Traditional medical AI evaluations often focus on a single indicator (e.g., diagnostic accuracy), but the study found that even if an LLM makes a correct diagnosis, its reasoning process may be full of errors and hallucinations (76.7% in this study), leading to extremely high clinical safety risks. For example, among 30 acute chest pain cases, only 2 passed clinical safety audits, revealing that traditional evaluations severely overestimate the actual safety of models.

## Methodology: 11-Indicator Comprehensive Evaluation Framework + Dual-Model Experimental Design

The study designed 11 indicators (divided into three categories: outcome, process, and comprehensive audit), covering diagnostic accuracy, under-triage rate, red flag recognition rate, response stability, hallucination rate, clinical audit gate, etc. The experiment used 30 synthetic acute chest pain cases (including trap cases) and adopted a dual-model design: Gemini 3.1 Pro as the tested model, and GPT-5.2 as the judging model (scoring in deterministic mode) to reduce evaluation bias.

## Evidence: Three Key Findings Expose Safety Risks of Medical LLMs

1. **Outcome-Process Gap**: 93.3% diagnostic accuracy vs. 6.7% safety pass rate, an 86.6% gap; 2. **Prevalence of Hallucinations**: 76.7% of cases contain fictional clinical facts; 3. **Dangerous Success (FLAG)**: A large number of cases have correct diagnoses but flawed reasoning, which is deceptive and easily misleads clinical decisions.
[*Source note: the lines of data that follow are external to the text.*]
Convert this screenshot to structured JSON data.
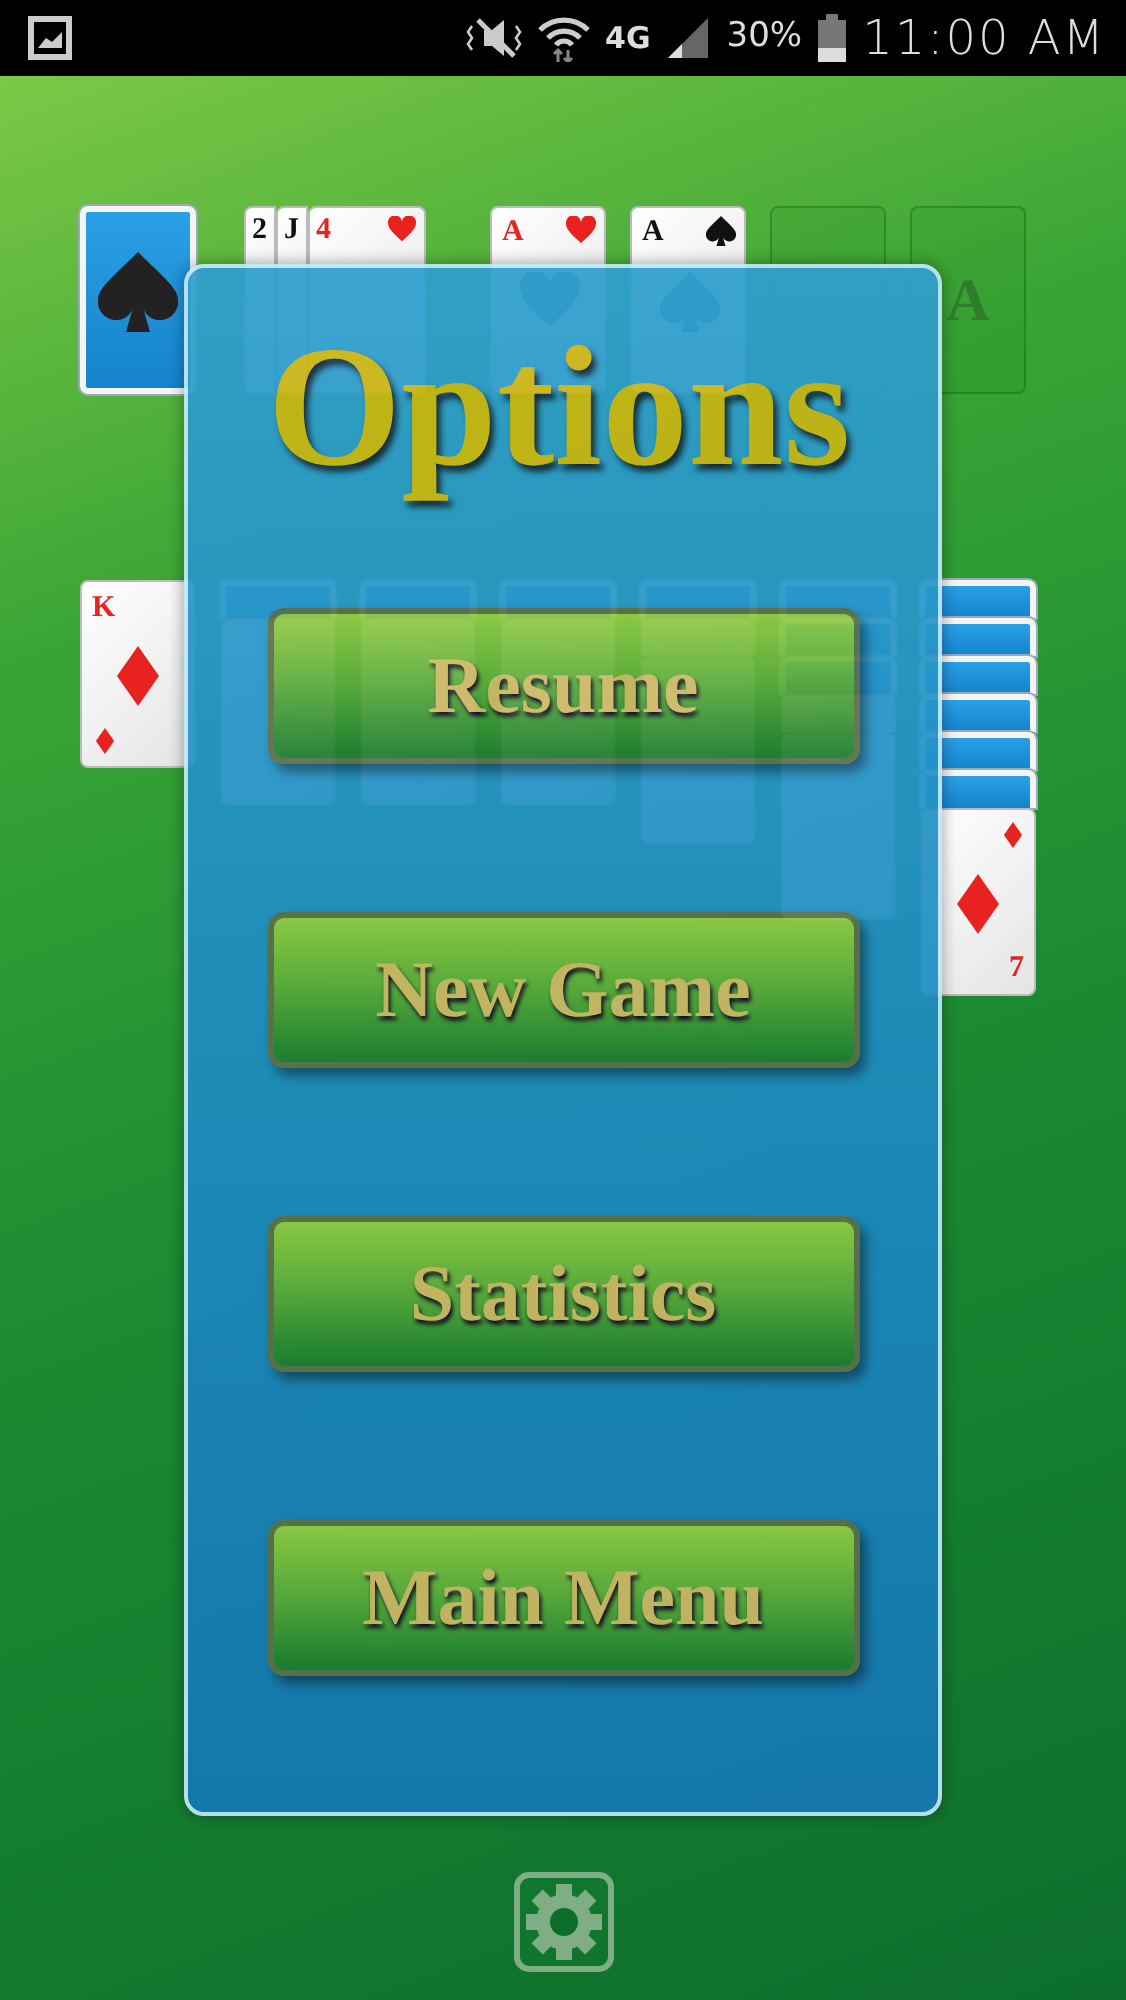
{
  "status_bar": {
    "network": "4G",
    "battery": "30%",
    "time": "11:00 AM"
  },
  "board": {
    "stock": {
      "face_up": false
    },
    "waste": [
      {
        "rank": "2",
        "red": false
      },
      {
        "rank": "J",
        "red": false
      },
      {
        "rank": "4",
        "red": true,
        "kind": "heart"
      }
    ],
    "foundations": [
      {
        "empty": false,
        "rank": "A",
        "kind": "heart",
        "red": true
      },
      {
        "empty": false,
        "rank": "A",
        "kind": "spade",
        "red": false
      },
      {
        "empty": true
      },
      {
        "empty": true,
        "placeholder": "A"
      }
    ],
    "tableau": [
      [
        {
          "face_up": true,
          "rank": "K",
          "kind": "diamond",
          "red": true,
          "rank_at_bottom": false
        }
      ],
      [
        {
          "face_up": false
        },
        {
          "face_up": true
        }
      ],
      [
        {
          "face_up": false
        },
        {
          "face_up": true
        }
      ],
      [
        {
          "face_up": false
        },
        {
          "face_up": true
        }
      ],
      [
        {
          "face_up": false
        },
        {
          "face_up": true
        },
        {
          "face_up": true
        }
      ],
      [
        {
          "face_up": false
        },
        {
          "face_up": false
        },
        {
          "face_up": false
        },
        {
          "face_up": true
        },
        {
          "face_up": true
        }
      ],
      [
        {
          "face_up": false
        },
        {
          "face_up": false
        },
        {
          "face_up": false
        },
        {
          "face_up": false
        },
        {
          "face_up": false
        },
        {
          "face_up": false
        },
        {
          "face_up": true,
          "rank": "7",
          "kind": "diamond",
          "red": true,
          "rank_at_bottom": true
        }
      ]
    ]
  },
  "options": {
    "title": "Options",
    "buttons": [
      "Resume",
      "New Game",
      "Statistics",
      "Main Menu"
    ]
  }
}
## Open-Source Resources: Complete Experimental Pipeline Open to Support Reproduction and Expansion

The research team open-sourced all experimental resources, including: 30 clinical case JSON files, scoring result data (CSV/Excel), original model responses, evaluation scripts (evaluate_vignettes.py/score_results.py), case generation tools, and pre-registration plans, to facilitate other researchers to reproduce results, test models, or expand to other clinical fields.

## Implications: Medical AI Development Requires Multi-Dimensional Evaluation and Strict Auditing

Implications for developers and regulators: 1. Need to introduce multi-dimensional indicators (process quality, consistency, hallucination detection, etc.); 2. Must undergo comprehensive auditing before deployment (e.g., M11 clinical audit gate); 3. LLMs are suitable as second-opinion tools and require human review; 4. Hallucination mitigation is one of the top R&D priorities.
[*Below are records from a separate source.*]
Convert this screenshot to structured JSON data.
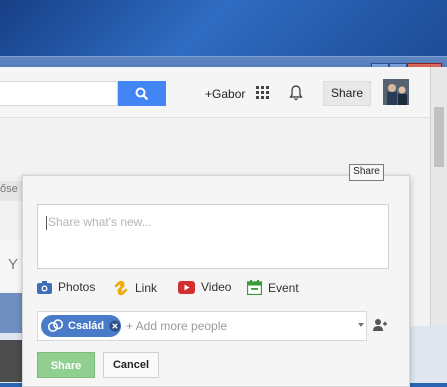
{
  "window": {
    "minimize": "–",
    "maximize": "□",
    "close": "x"
  },
  "header": {
    "profile_link": "+Gabor",
    "share_button": "Share",
    "share_tooltip": "Share"
  },
  "background": {
    "fragment_1": "őse",
    "fragment_2": "Y"
  },
  "share_box": {
    "placeholder": "Share what's new...",
    "attachments": [
      {
        "label": "Photos",
        "icon": "camera-icon",
        "color": "#3f6fb6"
      },
      {
        "label": "Link",
        "icon": "link-icon",
        "color": "#f2a900"
      },
      {
        "label": "Video",
        "icon": "youtube-icon",
        "color": "#d32f2f"
      },
      {
        "label": "Event",
        "icon": "calendar-icon",
        "color": "#3a9b3a"
      }
    ],
    "audience_chip": "Család",
    "add_people_placeholder": "+ Add more people",
    "share_label": "Share",
    "cancel_label": "Cancel"
  },
  "colors": {
    "accent_blue": "#4285f4",
    "share_green": "#8fcf8f",
    "chip_blue": "#4a7bc9"
  }
}
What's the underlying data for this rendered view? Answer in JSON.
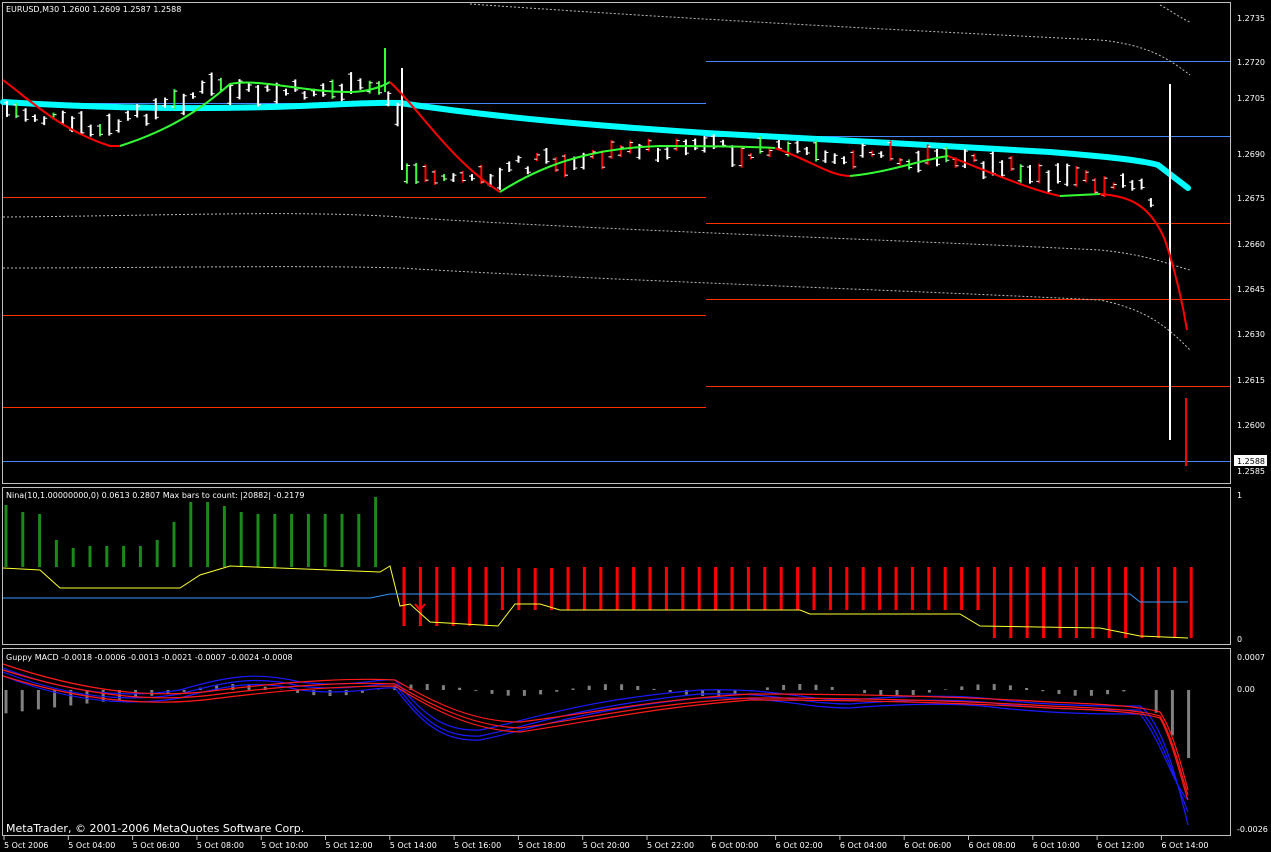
{
  "window": {
    "symbol_header": "EURUSD,M30  1.2600 1.2609 1.2587 1.2588",
    "copyright": "MetaTrader, © 2001-2006 MetaQuotes Software Corp."
  },
  "price_panel": {
    "price_scale": [
      "1.2735",
      "1.2720",
      "1.2705",
      "1.2690",
      "1.2675",
      "1.2660",
      "1.2645",
      "1.2630",
      "1.2615",
      "1.2600",
      "1.2585"
    ],
    "current_price": "1.2588"
  },
  "nina_panel": {
    "header": "Nina(10,1.00000000,0) 0.0613 0.2807  Max bars to count: |20882|  -0.2179",
    "scale": [
      "1",
      "0"
    ]
  },
  "macd_panel": {
    "header": "Guppy MACD -0.0018 -0.0006 -0.0013 -0.0021 -0.0007 -0.0024 -0.0008",
    "scale": [
      "0.0007",
      "0.00",
      "-0.0026"
    ]
  },
  "time_axis": [
    "5 Oct 2006",
    "5 Oct 04:00",
    "5 Oct 06:00",
    "5 Oct 08:00",
    "5 Oct 10:00",
    "5 Oct 12:00",
    "5 Oct 14:00",
    "5 Oct 16:00",
    "5 Oct 18:00",
    "5 Oct 20:00",
    "5 Oct 22:00",
    "6 Oct 00:00",
    "6 Oct 02:00",
    "6 Oct 04:00",
    "6 Oct 06:00",
    "6 Oct 08:00",
    "6 Oct 10:00",
    "6 Oct 12:00",
    "6 Oct 14:00"
  ],
  "colors": {
    "background": "#000000",
    "bull_candle": "#ffffff",
    "bear_candle": "#ffffff",
    "ma_thick": "#00ffff",
    "ma_up": "#33ff33",
    "ma_down": "#ff0000",
    "level_red": "#ff3300",
    "level_blue": "#4488ff",
    "hist_green": "#1a8a1a",
    "hist_red": "#ff0000",
    "macd_blue": "#1a1aff",
    "macd_red": "#ff1a1a",
    "macd_hist": "#808080"
  },
  "icons": [
    "down-arrow-icon"
  ]
}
## Limitations and Future Directions: Case Scale to Be Expanded, Framework to Be Applied to More Fields

Study Limitations: Number of cases reduced from 50 to 30 (time constraints), Gemini API limitations preventing logprob access, tested model changes (access restrictions). Future Directions: Expand the case library, test more models, apply to fields like dermatology/radiology, develop medical hallucination mitigation technologies, explore optimal human-AI collaboration models.